Par Péroncel-Hugoz
« Les frères Tharaud sont appelés grands écrivains alors qu’ils ne sont pas admirables »
Marcel Proust
lettre à G. de Lauris, décembre 1911
Correspondance, Plon, t.x, 1983
J’ignore ce que pensèrent les Tharaud de Proust, ni même s’ils le lurent mais j’ai observé, depuis les années 2000, parmi les sujets francophones du roi Mohamed VI du Maroc, du moins ceux qui lisent, plus de goût pour la littérature orientalisante des deux frères académiciens que pour la Recherche…

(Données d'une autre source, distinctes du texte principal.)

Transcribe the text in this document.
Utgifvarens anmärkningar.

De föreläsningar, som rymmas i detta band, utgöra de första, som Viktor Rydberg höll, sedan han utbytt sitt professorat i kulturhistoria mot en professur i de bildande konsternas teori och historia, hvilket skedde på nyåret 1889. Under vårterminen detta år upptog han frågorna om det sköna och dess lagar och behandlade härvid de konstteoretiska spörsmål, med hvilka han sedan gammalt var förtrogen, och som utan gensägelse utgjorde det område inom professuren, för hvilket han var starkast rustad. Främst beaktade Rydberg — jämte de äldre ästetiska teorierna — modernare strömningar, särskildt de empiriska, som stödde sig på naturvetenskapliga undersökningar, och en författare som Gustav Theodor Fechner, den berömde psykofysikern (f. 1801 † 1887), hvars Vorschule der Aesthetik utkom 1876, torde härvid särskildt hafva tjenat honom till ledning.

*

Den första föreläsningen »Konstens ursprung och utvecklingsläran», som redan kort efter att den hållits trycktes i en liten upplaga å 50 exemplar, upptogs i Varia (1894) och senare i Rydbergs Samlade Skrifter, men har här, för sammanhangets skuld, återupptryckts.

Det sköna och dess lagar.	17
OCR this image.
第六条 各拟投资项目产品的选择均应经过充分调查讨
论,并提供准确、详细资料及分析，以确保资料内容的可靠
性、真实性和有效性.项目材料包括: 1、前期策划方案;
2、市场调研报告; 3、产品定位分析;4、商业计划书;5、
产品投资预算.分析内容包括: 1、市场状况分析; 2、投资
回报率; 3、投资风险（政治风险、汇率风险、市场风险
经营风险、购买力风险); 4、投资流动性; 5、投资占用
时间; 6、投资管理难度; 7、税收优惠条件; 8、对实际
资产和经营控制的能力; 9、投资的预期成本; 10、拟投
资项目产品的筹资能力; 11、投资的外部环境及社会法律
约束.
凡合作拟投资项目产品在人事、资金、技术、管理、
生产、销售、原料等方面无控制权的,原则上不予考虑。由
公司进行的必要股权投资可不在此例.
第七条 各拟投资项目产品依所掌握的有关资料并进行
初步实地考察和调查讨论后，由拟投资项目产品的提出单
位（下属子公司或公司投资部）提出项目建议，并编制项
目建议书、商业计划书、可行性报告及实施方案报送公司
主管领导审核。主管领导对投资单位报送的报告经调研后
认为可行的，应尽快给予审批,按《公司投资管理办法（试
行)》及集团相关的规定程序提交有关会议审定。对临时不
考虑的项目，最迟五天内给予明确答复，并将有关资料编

Auteurs à succès des années 1910-1950, ayant ensuite peu à peu disparu des librairies voire des dictionnaires, parfois traités anachroniquement de « colonialistes » ou même d’« antisémites », Ernest (1874-1953), dit Jérôme et Charles (1877-1952), dit Jean, sont devenus introuvables sauf chez quelques bouquinistes de Paris ou Rabat, où leurs amateurs nord-africains sont allés les quérir avant que des éditeurs casablancais se mettent à les rééditer.
Je participai moi-même à cette « tendance » en republiant La Nuit de Fez, condensé en cent pages, voulu ainsi en leur temps, par les Tharaud, des chapitres un peu lestes de Fez ou les bourgeois de l’Islam (1930). Si l’oeuvre du duo, étalée de 1898 à 1951, est forte de plus d’une centaine de volumes, cinq d’entre eux seulement ont été inspirés par le Maroc et ce sont ceux-là seuls que traquent les lecteurs marocains, en quête d’un portrait de leur pays, de leurs ancêtres, de leur société dans le regard de l’Autre. Un regard incisif, parfois cru mais en gros plutôt indigénophile et islamophile à la Loti, à la Farrère, à la Lyautey, lequel maréchal et résident de France (1912-1925) au Maroc, fit venir la fratrie en cet Empire chérifien qu’il modernisait tambour battant mais avec doigté, ne s’en prenant pas à l’âme profondément islamisée des Marocains.
L’époque toute en repentance et autodénigrement qui, sous le fouet de quelques intellos parisiens masochistes, a suivi la fin de notre aventure coloniale, s’est évertuée à transformer en « textes stipendiés » par Lyautey le travail des Tharaud sur la Chérifie. De cette accusation, les nouveaux lecteurs maghrébins de Rabat ou les heures marocaines (1918) ou de Marrakech ou les seigneurs de l’Atlas (1920), ne se sont guère émus. Certains d’entre eux, d’ailleurs, ont lu La Preuve par deux. Jérôme et Jean Tharaud**, captivante biographie due à Michel Leymarie, professeur d’Histoire à l’Université Charles-de-Gaulle, à Lille. On voit bien dans ce livre que les Tharaud furent des voyageurs, des narrateurs, des romanciers et non pas des penseurs, des idéologues.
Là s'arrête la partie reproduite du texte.